Improved Survival and Cure Rates With Concurrent Treatment for Multidrug-Resistant Tuberculosis-Human Immunodeficiency Virus Coinfection in South Africa.

Author information

1
Albert Einstein College of Medicine and Montefiore Medical Center, Bronx, New York.
2
Rollins School of Public Health, Emory University, Atlanta, Georgia.
3
US Centers for Disease Control and Prevention, Atlanta, Georgia.
4
University of KwaZulu-Natal, Durban, South Africa.
5
National Health Laboratory Services, Durban, South Africa.
6
University of Rochester, New York.
7
King Dinuzulu Hospital, Durban.
8
South African Medical Research Council, Durban.
9
Murchison Hospital, Port Shepstone.
10
Greytown Hospital, South Africa.
11
Emory School of Medicine, Emory University, Atlanta, Georgia.

Abstract

Background:

Mortality in multidrug-resistant (MDR) tuberculosis-human immunodeficiency virus (HIV) coinfection has historically been high, but most studies predated the availability of antiretroviral therapy (ART). We prospectively compared survival and treatment outcomes in MDR tuberculosis-HIV-coinfected patients on ART to those in patients with MDR tuberculosis alone.

Methods:

This observational study enrolled culture-confirmed MDR tuberculosis patients with and without HIV in South Africa between 2011 and 2013. Participants received standardized MDR tuberculosis and HIV regimens and were followed monthly for treatment response, adverse events, and adherence.
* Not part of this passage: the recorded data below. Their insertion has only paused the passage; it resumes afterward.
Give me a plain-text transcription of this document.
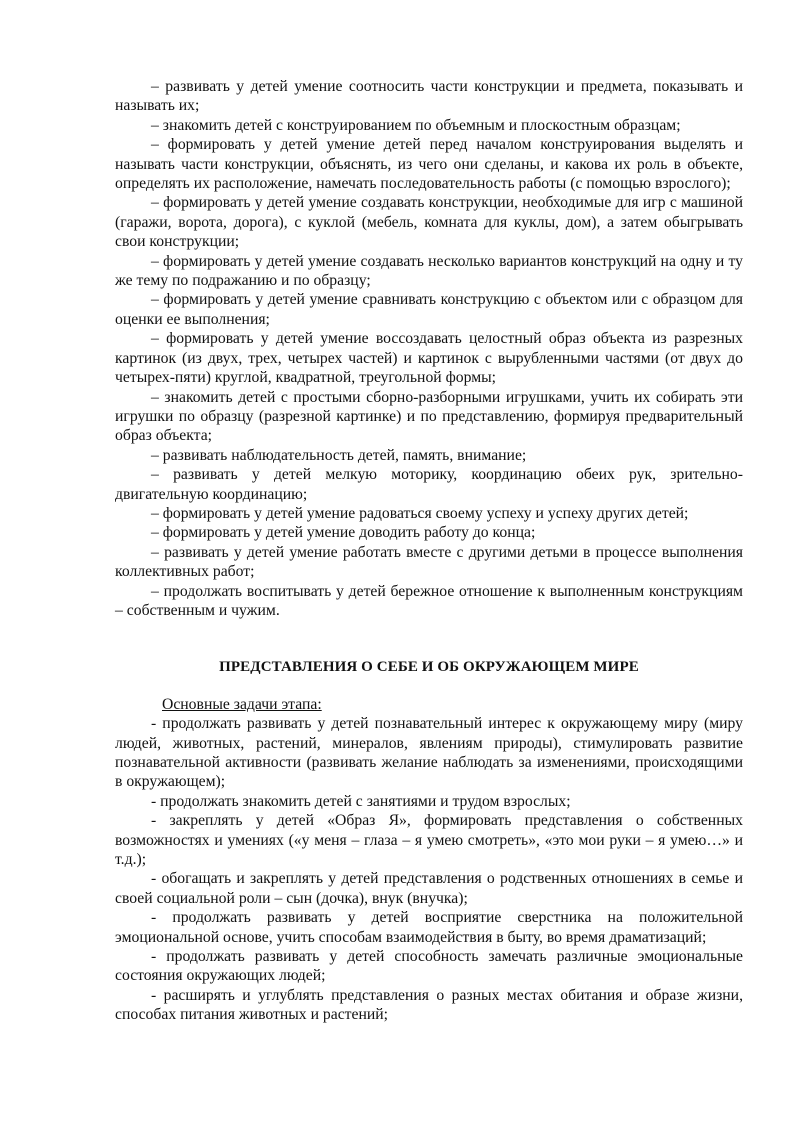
– развивать у детей умение соотносить части конструкции и предмета, показывать и называть их;

– знакомить детей с конструированием по объемным и плоскостным образцам;

– формировать у детей умение детей перед началом конструирования выделять и называть части конструкции, объяснять, из чего они сделаны, и какова их роль в объекте, определять их расположение, намечать последовательность работы (с помощью взрослого);

– формировать у детей умение создавать конструкции, необходимые для игр с машиной (гаражи, ворота, дорога), с куклой (мебель, комната для куклы, дом), а затем обыгрывать свои конструкции;

– формировать у детей умение создавать несколько вариантов конструкций на одну и ту же тему по подражанию и по образцу;

– формировать у детей умение сравнивать конструкцию с объектом или с образцом для оценки ее выполнения;

– формировать у детей умение воссоздавать целостный образ объекта из разрезных картинок (из двух, трех, четырех частей) и картинок с вырубленными частями (от двух до четырех-пяти) круглой, квадратной, треугольной формы;

– знакомить детей с простыми сборно-разборными игрушками, учить их собирать эти игрушки по образцу (разрезной картинке) и по представлению, формируя предварительный образ объекта;

– развивать наблюдательность детей, память, внимание;

– развивать у детей мелкую моторику, координацию обеих рук, зрительно-двигательную координацию;

– формировать у детей умение радоваться своему успеху и успеху других детей;

– формировать у детей умение доводить работу до конца;

– развивать у детей умение работать вместе с другими детьми в процессе выполнения коллективных работ;

– продолжать воспитывать у детей бережное отношение к выполненным конструкциям – собственным и чужим.

ПРЕДСТАВЛЕНИЯ О СЕБЕ И ОБ ОКРУЖАЮЩЕМ МИРЕ
Основные задачи этапа:

- продолжать развивать у детей познавательный интерес к окружающему миру (миру людей, животных, растений, минералов, явлениям природы), стимулировать развитие познавательной активности (развивать желание наблюдать за изменениями, происходящими в окружающем);

- продолжать знакомить детей с занятиями и трудом взрослых;

- закреплять у детей «Образ Я», формировать представления о собственных возможностях и умениях («у меня – глаза – я умею смотреть», «это мои руки – я умею…» и т.д.);

- обогащать и закреплять у детей представления о родственных отношениях в семье и своей социальной роли – сын (дочка), внук (внучка);

- продолжать развивать у детей восприятие сверстника на положительной эмоциональной основе, учить способам взаимодействия в быту, во время драматизаций;

- продолжать развивать у детей способность замечать различные эмоциональные состояния окружающих людей;

- расширять и углублять представления о разных местах обитания и образе жизни, способах питания животных и растений;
The primary outcome was survival.

Results:

Among 206 participants, 150 were HIV infected, 131 (64%) were female, and the median age was 33 years (interquartile range [IQR], 26-41). Of the 191 participants with a final MDR tuberculosis outcome, 130 (73%) were cured or completed treatment, which did not differ by HIV status (P = .50). After 2 years, CD4 count increased a median of 140 cells/mm3 (P = .005), and 64% had an undetectable HIV viral load. HIV-infected and HIV-uninfected participants had high rates of survival (86% and 94%, respectively; P = .34). The strongest risk factor for mortality was having a CD4 count ≤100 cells/mm3 (adjusted hazards ratio, 15.6; 95% confidence interval, 4.4-55.6).

Conclusions:

Survival and treatment outcomes among MDR tuberculosis-HIV individuals receiving concurrent ART approached those of HIV-uninfected patients. The greatest risk of death was among HIV-infected individuals with CD4 counts ≤100 cells/mm3. These findings provide critical evidence to support concurrent treatment of MDR tuberculosis and HIV.